You know, I pick the scenes and then Michael picks the wines and then we get together and he'll usually have three to four options for each particular scene. He'll come up with his basic take on the scene and think, 'All right, here we got a scene' -- and there's a scene from Fitzgerald where you've got these two very different complex characters and I forget the specifics, but he says, 'Given that we have a red wine that's a blend of two different grapes, they're also very complex, so that might be a nice pairing.' So, you know, again, some of it is more thoughtful and some is a little tongue and cheek 'let's have a little fun,' especially the scenes that are lighter and more comedic, instead of finding a funny angle into why we're going to pair that particular scene with this particular wine.
Photo by Lauren Drell; writer-director Ed Burns and City Winery Founder Michael Dorf show a scene from She's the One.
I read that that you're a big fan of a bold Cabernet and that you became an amateur "wine geek" after a trip to Napa Valley seven years ago. Did that trip change or refine your palate and if so, how?
Yeah. I think it was just I had finally gotten some education into sort of identifying what I liked and I guess why I liked it. So now, given that that the California Cabs are my favorite, I like that hunt to try and discover a new one that I haven't had and I just came across a great one called Rudd that's now my current favorite and it's one I hadn't had before. It's fun finding the new ones.

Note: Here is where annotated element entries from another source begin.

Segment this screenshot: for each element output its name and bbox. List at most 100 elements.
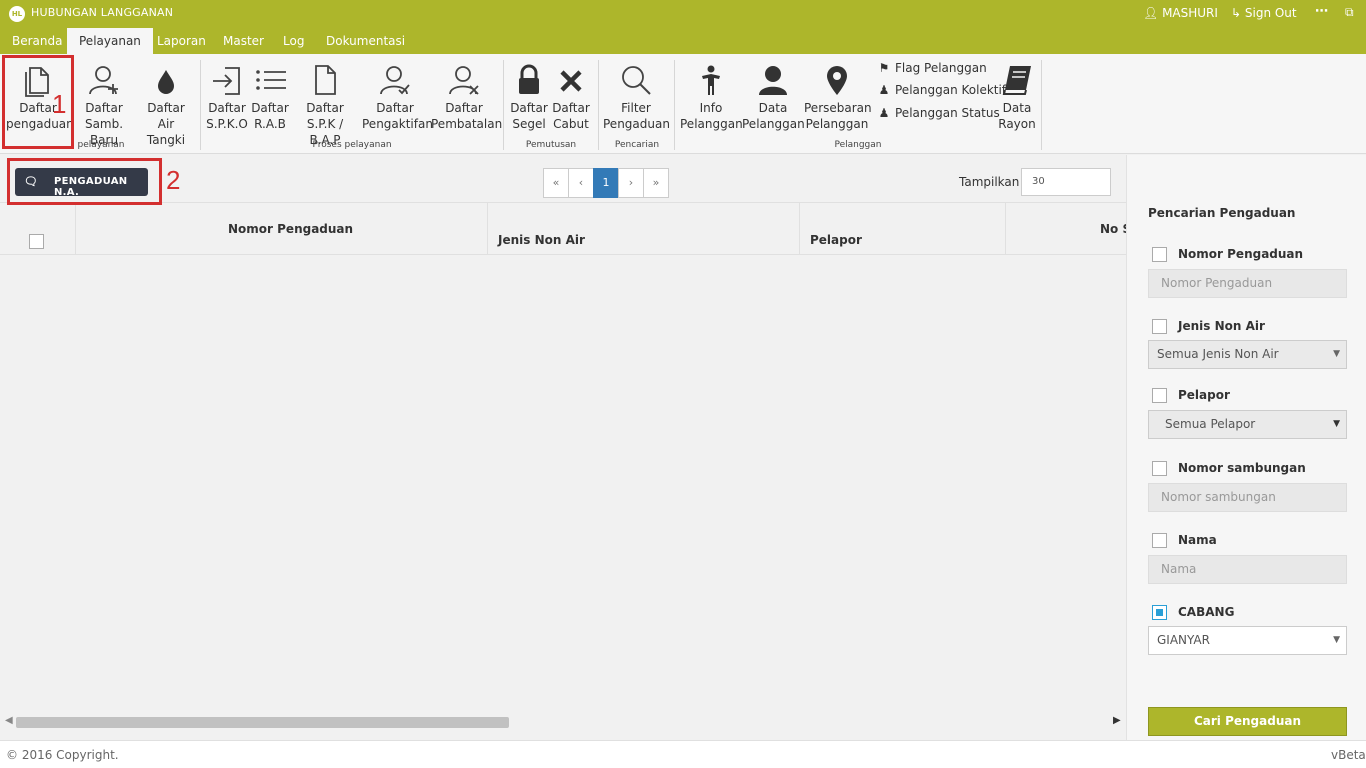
- group-label-pelanggan: Pelanggan: [834, 140, 882, 150]
- daftar-segel-button[interactable]: Daftar Segel: [508, 62, 550, 132]
- daftar-air-tangki-button[interactable]: Daftar Air Tangki: [137, 62, 195, 148]
- tab-pelayanan[interactable]: Pelayanan: [67, 28, 153, 54]
- tab-laporan[interactable]: Laporan: [145, 28, 218, 54]
- scroll-right-icon[interactable]: ▶: [1113, 715, 1121, 726]
- info-pelanggan-button[interactable]: Info Pelanggan: [680, 62, 743, 132]
- user-menu[interactable]: 👤︎ MASHURI: [1143, 6, 1218, 20]
- page-prev-button[interactable]: ‹: [568, 168, 594, 198]
- daftar-pembatalan-button[interactable]: Daftar Pembatalan: [431, 62, 503, 132]
- search-icon: [622, 66, 651, 95]
- cari-pengaduan-button[interactable]: Cari Pengaduan: [1148, 707, 1347, 736]
- page-last-button[interactable]: »: [643, 168, 669, 198]
- daftar-pembatalan-label-2: Pembatalan: [431, 117, 503, 131]
- more-menu-icon[interactable]: ⋯: [1315, 4, 1328, 19]
- pelanggan-kolektif-label: Pelanggan Kolektif: [895, 83, 1007, 97]
- group-label-proses-pelayanan: Proses pelayanan: [312, 140, 392, 150]
- daftar-pengaktifan-label-2: Pengaktifan: [362, 117, 433, 131]
- persebaran-pelanggan-button[interactable]: Persebaran Pelanggan: [804, 62, 872, 132]
- data-rayon-label-1: Data: [1002, 101, 1032, 115]
- lock-icon: [519, 64, 539, 94]
- ribbon-separator: [674, 60, 675, 150]
- ribbon-separator: [598, 60, 599, 150]
- horizontal-scrollbar[interactable]: ◀ ▶: [0, 714, 1126, 730]
- jenis-non-air-checkbox[interactable]: [1152, 319, 1167, 334]
- book-icon: [1002, 66, 1031, 95]
- list-icon: [256, 70, 286, 90]
- nama-checkbox[interactable]: [1152, 533, 1167, 548]
- nomor-pengaduan-label: Nomor Pengaduan: [1178, 247, 1304, 261]
- daftar-cabut-button[interactable]: Daftar Cabut: [550, 62, 592, 132]
- flag-pelanggan-link[interactable]: ⚑ Flag Pelanggan: [877, 61, 987, 75]
- daftar-spko-button[interactable]: Daftar S.P.K.O: [205, 62, 249, 132]
- daftar-segel-label-1: Daftar: [510, 101, 548, 115]
- pelapor-checkbox[interactable]: [1152, 388, 1167, 403]
- daftar-pengaktifan-label-1: Daftar: [376, 101, 414, 115]
- page-1-button[interactable]: 1: [593, 168, 619, 198]
- daftar-spk-bap-button[interactable]: Daftar S.P.K / B.A.P: [292, 62, 358, 148]
- select-all-checkbox[interactable]: [29, 234, 44, 249]
- person-standing-icon: [702, 65, 720, 95]
- app-title: HUBUNGAN LANGGANAN: [31, 6, 174, 19]
- chevron-down-icon: ▼: [1333, 635, 1340, 645]
- daftar-air-tangki-label-1: Daftar: [147, 101, 185, 115]
- nomor-sambungan-checkbox[interactable]: [1152, 461, 1167, 476]
- pelapor-label: Pelapor: [1178, 388, 1230, 402]
- info-pelanggan-label-2: Pelanggan: [680, 117, 743, 131]
- daftar-pengaktifan-button[interactable]: Daftar Pengaktifan: [362, 62, 433, 132]
- pelanggan-kolektif-link[interactable]: ♟ Pelanggan Kolektif: [877, 83, 1006, 97]
- nama-input[interactable]: Nama: [1148, 555, 1347, 584]
- pelapor-select[interactable]: Semua Pelapor ▼: [1148, 410, 1347, 439]
- footer: © 2016 Copyright. vBeta: [0, 740, 1366, 768]
- group-label-pencarian: Pencarian: [614, 140, 660, 150]
- cabang-checkbox[interactable]: [1152, 605, 1167, 620]
- chevron-down-icon: ▼: [1333, 419, 1340, 429]
- data-pelanggan-label-2: Pelanggan: [742, 117, 805, 131]
- column-header-jenis-non-air[interactable]: Jenis Non Air: [498, 233, 585, 247]
- page-size-input[interactable]: 30: [1021, 168, 1111, 196]
- nomor-pengaduan-checkbox[interactable]: [1152, 247, 1167, 262]
- nomor-pengaduan-input[interactable]: Nomor Pengaduan: [1148, 269, 1347, 298]
- scrollbar-thumb[interactable]: [16, 717, 509, 728]
- jenis-non-air-value: Semua Jenis Non Air: [1157, 347, 1279, 361]
- group-label-pemutusan: Pemutusan: [525, 140, 577, 150]
- jenis-non-air-select[interactable]: Semua Jenis Non Air ▼: [1148, 340, 1347, 369]
- page-first-button[interactable]: «: [543, 168, 569, 198]
- map-marker-icon: [827, 66, 847, 95]
- pelanggan-status-link[interactable]: ♟ Pelanggan Status: [877, 106, 1000, 120]
- tab-dokumentasi[interactable]: Dokumentasi: [314, 28, 417, 54]
- app-logo: HL: [9, 6, 25, 22]
- pelapor-value: Semua Pelapor: [1165, 417, 1256, 431]
- filter-pengaduan-button[interactable]: Filter Pengaduan: [603, 62, 670, 132]
- data-pelanggan-label-1: Data: [758, 101, 788, 115]
- annotation-box-2: [7, 158, 162, 205]
- add-user-icon: [89, 66, 118, 95]
- tab-master[interactable]: Master: [211, 28, 276, 54]
- sign-in-icon: [213, 67, 240, 95]
- page-next-button[interactable]: ›: [618, 168, 644, 198]
- flag-pelanggan-label: Flag Pelanggan: [895, 61, 987, 75]
- external-link-icon[interactable]: ⧉: [1345, 5, 1354, 20]
- data-pelanggan-button[interactable]: Data Pelanggan: [742, 62, 805, 132]
- daftar-samb-baru-button[interactable]: Daftar Samb. Baru: [73, 62, 135, 148]
- sign-out-link[interactable]: ↳ Sign Out: [1231, 6, 1297, 20]
- search-title: Pencarian Pengaduan: [1148, 206, 1296, 220]
- cabang-label: CABANG: [1178, 605, 1235, 619]
- daftar-rab-button[interactable]: Daftar R.A.B: [249, 62, 291, 132]
- column-divider: [799, 203, 800, 254]
- daftar-pembatalan-label-1: Daftar: [445, 101, 483, 115]
- column-header-pelapor[interactable]: Pelapor: [810, 233, 862, 247]
- cabang-select[interactable]: GIANYAR ▼: [1148, 626, 1347, 655]
- tab-log[interactable]: Log: [271, 28, 316, 54]
- data-rayon-button[interactable]: Data Rayon: [996, 62, 1038, 132]
- users-icon: ♟: [878, 83, 890, 97]
- daftar-spko-label-2: S.P.K.O: [206, 117, 248, 131]
- daftar-rab-label-1: Daftar: [251, 101, 289, 115]
- nomor-sambungan-input[interactable]: Nomor sambungan: [1148, 483, 1347, 512]
- daftar-spk-bap-label-1: Daftar: [306, 101, 344, 115]
- column-header-no-sambungan[interactable]: No S: [1100, 222, 1126, 236]
- user-cancel-icon: [449, 66, 479, 95]
- tab-beranda[interactable]: Beranda: [0, 28, 74, 54]
- user-check-icon: [380, 66, 410, 95]
- scroll-left-icon[interactable]: ◀: [5, 715, 13, 726]
- column-header-nomor-pengaduan[interactable]: Nomor Pengaduan: [228, 222, 353, 236]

How did you discover Rudd?
My wife [model Christy Turlington] and I have a group of friends actually through the kids and we do rotating dinner parties at friends apartments and part of the thing is you want to introduce your friends to the good new wine that you find out about and a friend of mine brought the Rudd and it went down that night as the bottle of the night.

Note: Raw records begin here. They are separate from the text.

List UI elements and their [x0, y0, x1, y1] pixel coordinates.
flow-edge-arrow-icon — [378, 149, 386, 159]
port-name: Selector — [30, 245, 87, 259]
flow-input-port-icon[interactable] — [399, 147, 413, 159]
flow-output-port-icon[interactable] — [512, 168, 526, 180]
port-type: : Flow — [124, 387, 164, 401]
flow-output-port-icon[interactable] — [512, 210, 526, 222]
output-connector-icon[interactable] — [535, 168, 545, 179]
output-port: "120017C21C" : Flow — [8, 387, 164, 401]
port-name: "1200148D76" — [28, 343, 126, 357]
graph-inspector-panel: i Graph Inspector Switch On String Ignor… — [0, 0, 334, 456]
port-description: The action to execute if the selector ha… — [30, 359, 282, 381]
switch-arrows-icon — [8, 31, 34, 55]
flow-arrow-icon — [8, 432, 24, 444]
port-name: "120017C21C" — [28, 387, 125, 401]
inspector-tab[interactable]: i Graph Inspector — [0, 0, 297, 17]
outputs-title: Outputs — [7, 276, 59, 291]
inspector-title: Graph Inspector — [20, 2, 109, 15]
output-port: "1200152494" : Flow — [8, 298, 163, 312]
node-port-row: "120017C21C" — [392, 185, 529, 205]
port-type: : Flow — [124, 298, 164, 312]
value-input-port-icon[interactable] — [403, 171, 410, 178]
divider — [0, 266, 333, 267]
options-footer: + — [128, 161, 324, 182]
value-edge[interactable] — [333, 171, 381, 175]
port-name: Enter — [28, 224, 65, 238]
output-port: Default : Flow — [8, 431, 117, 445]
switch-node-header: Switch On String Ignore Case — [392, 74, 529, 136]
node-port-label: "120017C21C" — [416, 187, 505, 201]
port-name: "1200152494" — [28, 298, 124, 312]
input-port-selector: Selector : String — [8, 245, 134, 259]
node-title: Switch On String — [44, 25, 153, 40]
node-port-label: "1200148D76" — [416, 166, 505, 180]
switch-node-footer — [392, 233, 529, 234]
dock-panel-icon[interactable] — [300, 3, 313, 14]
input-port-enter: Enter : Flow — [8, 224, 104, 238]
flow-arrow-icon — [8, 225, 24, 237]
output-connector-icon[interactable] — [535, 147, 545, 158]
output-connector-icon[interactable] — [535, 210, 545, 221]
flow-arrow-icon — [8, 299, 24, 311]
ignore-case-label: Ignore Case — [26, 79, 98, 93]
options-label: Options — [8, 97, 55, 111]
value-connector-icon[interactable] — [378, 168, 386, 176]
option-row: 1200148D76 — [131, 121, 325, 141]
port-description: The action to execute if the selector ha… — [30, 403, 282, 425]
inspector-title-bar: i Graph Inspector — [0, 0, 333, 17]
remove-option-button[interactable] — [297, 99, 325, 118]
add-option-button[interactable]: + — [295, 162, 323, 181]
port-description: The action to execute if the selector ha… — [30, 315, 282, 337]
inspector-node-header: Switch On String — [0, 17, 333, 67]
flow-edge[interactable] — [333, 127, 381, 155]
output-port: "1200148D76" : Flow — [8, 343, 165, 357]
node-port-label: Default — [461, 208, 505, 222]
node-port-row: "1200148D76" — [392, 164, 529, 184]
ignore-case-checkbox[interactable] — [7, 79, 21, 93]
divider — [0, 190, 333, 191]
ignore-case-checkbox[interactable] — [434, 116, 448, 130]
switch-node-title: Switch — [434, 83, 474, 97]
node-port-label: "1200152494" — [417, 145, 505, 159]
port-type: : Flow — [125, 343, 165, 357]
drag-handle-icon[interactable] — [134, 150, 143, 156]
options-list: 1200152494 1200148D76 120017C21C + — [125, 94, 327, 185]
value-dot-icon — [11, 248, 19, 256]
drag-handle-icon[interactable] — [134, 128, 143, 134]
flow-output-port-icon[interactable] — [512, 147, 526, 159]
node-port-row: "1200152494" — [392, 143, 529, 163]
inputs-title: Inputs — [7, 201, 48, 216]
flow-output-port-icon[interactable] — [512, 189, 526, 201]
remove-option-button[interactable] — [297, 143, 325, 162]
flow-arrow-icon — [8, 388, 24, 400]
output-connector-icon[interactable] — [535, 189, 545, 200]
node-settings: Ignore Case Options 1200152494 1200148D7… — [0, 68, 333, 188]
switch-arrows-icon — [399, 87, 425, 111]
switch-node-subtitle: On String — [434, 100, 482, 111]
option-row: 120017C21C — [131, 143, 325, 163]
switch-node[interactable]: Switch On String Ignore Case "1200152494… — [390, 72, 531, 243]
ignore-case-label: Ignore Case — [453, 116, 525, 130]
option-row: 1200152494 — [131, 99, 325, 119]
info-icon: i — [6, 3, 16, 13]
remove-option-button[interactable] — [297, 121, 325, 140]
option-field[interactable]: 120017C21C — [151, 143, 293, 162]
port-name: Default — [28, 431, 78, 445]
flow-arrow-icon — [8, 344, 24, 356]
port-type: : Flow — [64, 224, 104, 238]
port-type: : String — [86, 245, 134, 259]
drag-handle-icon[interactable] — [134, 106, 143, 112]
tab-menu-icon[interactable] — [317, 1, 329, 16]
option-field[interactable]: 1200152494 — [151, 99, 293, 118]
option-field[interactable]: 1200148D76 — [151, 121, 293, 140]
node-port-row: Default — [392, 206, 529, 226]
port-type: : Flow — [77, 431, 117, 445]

I'm going to have to check it.
Oh yeah. It is delicious.
What do you hope people walk away with tonight? Are there one or two main takeaways?

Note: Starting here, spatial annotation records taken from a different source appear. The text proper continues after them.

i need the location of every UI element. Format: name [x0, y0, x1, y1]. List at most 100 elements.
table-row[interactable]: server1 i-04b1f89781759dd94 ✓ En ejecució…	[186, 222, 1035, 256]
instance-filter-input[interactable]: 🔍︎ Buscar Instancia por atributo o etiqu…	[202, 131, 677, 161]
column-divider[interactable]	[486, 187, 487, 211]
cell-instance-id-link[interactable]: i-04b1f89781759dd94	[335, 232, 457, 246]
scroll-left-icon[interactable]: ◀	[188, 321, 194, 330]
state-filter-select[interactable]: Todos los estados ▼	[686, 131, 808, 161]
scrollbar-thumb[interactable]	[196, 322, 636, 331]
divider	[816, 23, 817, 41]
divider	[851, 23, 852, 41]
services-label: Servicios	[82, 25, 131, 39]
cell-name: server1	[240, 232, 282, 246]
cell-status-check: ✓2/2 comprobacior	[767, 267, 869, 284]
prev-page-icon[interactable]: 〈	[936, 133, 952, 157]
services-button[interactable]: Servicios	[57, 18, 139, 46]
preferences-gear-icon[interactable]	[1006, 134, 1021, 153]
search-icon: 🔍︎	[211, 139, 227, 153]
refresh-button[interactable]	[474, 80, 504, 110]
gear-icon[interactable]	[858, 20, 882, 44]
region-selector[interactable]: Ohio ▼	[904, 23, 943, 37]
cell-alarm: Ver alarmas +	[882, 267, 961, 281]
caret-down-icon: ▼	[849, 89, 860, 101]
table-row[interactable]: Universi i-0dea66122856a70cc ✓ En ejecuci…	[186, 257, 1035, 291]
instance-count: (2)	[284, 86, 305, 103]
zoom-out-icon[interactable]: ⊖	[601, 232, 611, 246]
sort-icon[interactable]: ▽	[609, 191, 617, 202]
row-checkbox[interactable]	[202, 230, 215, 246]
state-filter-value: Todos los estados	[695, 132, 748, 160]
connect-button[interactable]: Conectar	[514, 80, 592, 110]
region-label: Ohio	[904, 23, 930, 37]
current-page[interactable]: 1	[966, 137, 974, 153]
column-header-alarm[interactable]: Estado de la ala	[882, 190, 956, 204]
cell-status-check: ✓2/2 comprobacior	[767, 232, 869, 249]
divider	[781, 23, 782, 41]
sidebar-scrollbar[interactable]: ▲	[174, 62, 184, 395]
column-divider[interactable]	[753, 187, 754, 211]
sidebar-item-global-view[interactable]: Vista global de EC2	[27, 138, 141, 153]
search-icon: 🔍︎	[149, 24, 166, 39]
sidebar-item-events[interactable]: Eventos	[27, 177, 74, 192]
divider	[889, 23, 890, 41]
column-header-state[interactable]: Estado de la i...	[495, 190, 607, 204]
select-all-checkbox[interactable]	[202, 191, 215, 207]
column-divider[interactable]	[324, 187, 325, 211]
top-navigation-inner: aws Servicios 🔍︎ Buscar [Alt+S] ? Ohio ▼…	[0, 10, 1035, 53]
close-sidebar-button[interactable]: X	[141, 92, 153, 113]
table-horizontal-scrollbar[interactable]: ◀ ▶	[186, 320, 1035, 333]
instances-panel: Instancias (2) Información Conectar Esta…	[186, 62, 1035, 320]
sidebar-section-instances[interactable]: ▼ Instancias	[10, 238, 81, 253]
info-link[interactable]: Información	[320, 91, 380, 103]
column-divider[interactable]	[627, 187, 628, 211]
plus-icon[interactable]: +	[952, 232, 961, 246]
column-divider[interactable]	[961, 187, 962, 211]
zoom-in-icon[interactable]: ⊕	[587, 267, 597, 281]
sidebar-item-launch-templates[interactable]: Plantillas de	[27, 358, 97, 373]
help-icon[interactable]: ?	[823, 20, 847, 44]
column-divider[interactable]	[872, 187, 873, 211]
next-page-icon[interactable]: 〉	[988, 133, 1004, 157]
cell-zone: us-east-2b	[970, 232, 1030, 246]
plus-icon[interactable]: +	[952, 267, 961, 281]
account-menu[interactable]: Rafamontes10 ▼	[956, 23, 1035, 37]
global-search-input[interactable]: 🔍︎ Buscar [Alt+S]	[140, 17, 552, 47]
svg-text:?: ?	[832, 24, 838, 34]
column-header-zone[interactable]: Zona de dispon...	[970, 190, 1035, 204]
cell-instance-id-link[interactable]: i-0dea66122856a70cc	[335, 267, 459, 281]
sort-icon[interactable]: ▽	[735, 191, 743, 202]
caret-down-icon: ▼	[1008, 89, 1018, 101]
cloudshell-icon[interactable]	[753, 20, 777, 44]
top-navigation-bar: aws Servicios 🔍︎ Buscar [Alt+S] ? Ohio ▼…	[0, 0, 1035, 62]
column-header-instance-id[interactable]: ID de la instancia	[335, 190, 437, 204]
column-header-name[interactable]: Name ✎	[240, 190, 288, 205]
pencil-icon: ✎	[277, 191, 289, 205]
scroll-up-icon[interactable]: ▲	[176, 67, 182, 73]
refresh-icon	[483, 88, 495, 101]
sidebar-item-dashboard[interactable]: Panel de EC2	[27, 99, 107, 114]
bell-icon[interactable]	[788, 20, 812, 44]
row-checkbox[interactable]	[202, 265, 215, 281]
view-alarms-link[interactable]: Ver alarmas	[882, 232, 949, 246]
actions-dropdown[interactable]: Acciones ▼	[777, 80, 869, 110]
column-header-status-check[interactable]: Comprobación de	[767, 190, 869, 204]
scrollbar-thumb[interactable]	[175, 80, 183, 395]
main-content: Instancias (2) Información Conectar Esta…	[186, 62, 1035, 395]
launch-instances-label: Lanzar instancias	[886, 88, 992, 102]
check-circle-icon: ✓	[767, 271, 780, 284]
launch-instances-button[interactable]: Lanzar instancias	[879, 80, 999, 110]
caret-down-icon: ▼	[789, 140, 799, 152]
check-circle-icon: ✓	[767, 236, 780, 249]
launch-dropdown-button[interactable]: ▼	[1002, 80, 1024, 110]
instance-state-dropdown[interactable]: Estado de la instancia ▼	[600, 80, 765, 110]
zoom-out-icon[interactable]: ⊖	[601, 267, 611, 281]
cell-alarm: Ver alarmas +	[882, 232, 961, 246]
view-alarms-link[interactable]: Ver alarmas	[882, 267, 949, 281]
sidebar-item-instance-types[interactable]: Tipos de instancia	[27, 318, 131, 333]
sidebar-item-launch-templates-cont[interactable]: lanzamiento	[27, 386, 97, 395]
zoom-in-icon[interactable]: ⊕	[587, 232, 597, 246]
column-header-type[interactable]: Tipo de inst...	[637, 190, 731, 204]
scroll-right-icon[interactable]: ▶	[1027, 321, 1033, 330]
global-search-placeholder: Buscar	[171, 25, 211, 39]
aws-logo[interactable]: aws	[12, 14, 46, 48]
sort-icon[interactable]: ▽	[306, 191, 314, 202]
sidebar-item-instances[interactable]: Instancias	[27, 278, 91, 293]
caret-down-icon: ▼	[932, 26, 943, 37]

(Sips wine.) Maybe a little peek behind the curtain into, I guess, not only my creative process, but also sort of the mechanics of how films are not only made, but how they now are sold and distributed. I've always been interested in the behind-the-scenes of the movie business and it's fun to talk about and I like to share the highs and the lows. So, I think they also probably get a pretty good look at who I really am, especially because when there's wine involved and when you hit your eighth glass, you're probably a little bit more honest than I am with you right now (laughs).
Out of the scenes that you're showing tonight and the wines that were selected, do you have a particularly favorite?
City Winery's Cab that they produce is my favorite wine that they have here and it's a really nice robust Cab and we paired that with probably my favorite scene from Fitzgerald's. That's the final wine and scene of the night, which is a scene between Connie Britton and I where our characters sort of first connect. Connie was in my first film Brothers McMullen and is a longtime friend.
She's great in Nashville.
She's great in Nashville. She did me a great favor by remaining loyal to me. You know, I'm making this little movie and Connie is very busy and very much in-demand and this was a smaller part and I said, 'I wrote something with you in mind, can you give us a week?' And she goes, "I've got a week in January when we're not shooting, I will be there." So, it's good to have friends like that.
The Fitzgerald Family Christmas trailer.
Since we're talking about Christmas and movies and wine, what are your plans for the holidays? Will there be wine involved?
There's always wine involved. We're actually going to the East Bay area where my wife is from for Christmas. The great thing about going to the suburbs of San Fran and Oakland is you go to the supermarket and the wine selection is out of this world and those wines that you're used to spending, let's say $50 for in New York, you're getting at a fraction of that cost because it's their backyard.